В обкоме дежурный сержант попыхтел пухлыми щёчками, вошедшего подозрительно поизучал, прищурив и без того узкие восточные глазки на удостоверение, и пузом загородил узкий проход у пропускного барьерчика.

– Не похож? – зло пошутил Данила, мрачное чувство после расставания с Федониным ещё грызло его нутро, неприязнь закипала при виде самодовольного стража.

Сержант не отреагировал, отзвонил кому-то о его прибытии и вызвал лифт, хотя Ковшову нужно было на второй этаж. Молоденькая секретарша в приёмной бросилась помогать снять пальто и проводила к помощнику Вольдушева.

– Данила! – с порога раскрыл объятия толстяк покрупнее дежурившего на входе. – Заждались тебя!
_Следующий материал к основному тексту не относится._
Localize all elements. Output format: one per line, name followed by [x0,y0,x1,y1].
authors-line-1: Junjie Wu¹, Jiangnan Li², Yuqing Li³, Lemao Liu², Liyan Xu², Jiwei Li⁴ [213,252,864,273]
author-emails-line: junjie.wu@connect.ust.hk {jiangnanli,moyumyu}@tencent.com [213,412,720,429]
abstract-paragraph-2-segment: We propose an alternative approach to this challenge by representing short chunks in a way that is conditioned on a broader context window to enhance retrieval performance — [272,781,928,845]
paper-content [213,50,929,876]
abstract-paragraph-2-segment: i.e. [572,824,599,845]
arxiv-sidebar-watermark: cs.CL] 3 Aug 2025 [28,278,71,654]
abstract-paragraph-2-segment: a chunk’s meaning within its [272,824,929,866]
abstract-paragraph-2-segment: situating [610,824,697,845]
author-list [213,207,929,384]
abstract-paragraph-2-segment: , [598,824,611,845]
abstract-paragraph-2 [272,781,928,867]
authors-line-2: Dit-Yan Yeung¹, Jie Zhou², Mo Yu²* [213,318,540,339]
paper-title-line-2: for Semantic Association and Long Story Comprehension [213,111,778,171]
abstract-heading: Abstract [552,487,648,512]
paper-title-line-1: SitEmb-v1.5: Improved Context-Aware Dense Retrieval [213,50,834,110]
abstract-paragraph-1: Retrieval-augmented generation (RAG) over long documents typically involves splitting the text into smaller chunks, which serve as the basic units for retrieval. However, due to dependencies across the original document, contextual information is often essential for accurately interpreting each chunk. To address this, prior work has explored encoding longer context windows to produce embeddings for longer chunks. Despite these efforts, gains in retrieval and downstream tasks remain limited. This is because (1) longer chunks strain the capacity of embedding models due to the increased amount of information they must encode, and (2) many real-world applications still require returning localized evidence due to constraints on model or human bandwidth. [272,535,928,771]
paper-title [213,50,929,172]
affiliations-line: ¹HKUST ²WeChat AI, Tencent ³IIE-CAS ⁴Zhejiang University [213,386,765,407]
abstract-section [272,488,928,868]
Возвратился?

С трудом он узнал студента, обучавшегося курсом ниже на заочном факультете, уже тогда тот работал в Управлении милиции, занимаясь розысками без вести пропавших. Костерил свою работу, а теперь, выходит, сюда перебрался и по лицу заметно, не прогадал. Стол, из-за которого он появился не без достоинства, был огромен, сверкал стеклом, впечатлял отсутствием бумаг и несколькими телефонными аппаратами, уныло молчавшими.

– Как? – кивнул на них Данила. – Управляешься, Семён?

– Помнишь Гарина? Артиста, колхозного водовоза из кино? – Семён закатил глазки. – Ле-по-та!.. Я слышал, ты тоже к нам? Поздравляю. Это, старичок, настоящий скачок!

– Скачок? По фене вроде грабёж, разбойное нападение? – морщась, начал вспоминать Данила.

– Точно! – встряхнул его за плечи бывший студент и сыщик. – Я их тут, интеллигентов, учу нормальному языку. Помогаю познавать настоящую жизнь, а то у этих партийцев школьные представления.

– Обучаешь, значит?

– Ага! О теневых сторонах отеческих будней. Народ смышлёный, – лыбился балагур. – Чаем угощать не стану. Отметим потом где-нибудь. Андреич как раз свободен.

И Семён увлёк Данилу за собой к высокой солидной двери. Осторожно приоткрыл без стука и, втиснув голову, пропел:

– Лев Андреевич, к вам тут из прокуратуры Ковшов Данила… – заикнувшись, он обернулся: – Как тебя?

Но из кабинета уже неслось:

– Пусть заходит.

Данила протиснулся в дверь мимо необъятного Семёна и зажмурился: большое количество окон с распахнутыми занавесями обрушивало столбы света, невольно он даже прикрылся рукой, а когда опустил её, застыл от зоркого взгляда человека, сидящего перед ним.

Вольдушев был крепок, моложав, хотя заметно сед в висках, напоминал армейского командира, и рукопожатие под стать.

– Давно с поезда?

– Утром. В прокуратуру и вот… сюда.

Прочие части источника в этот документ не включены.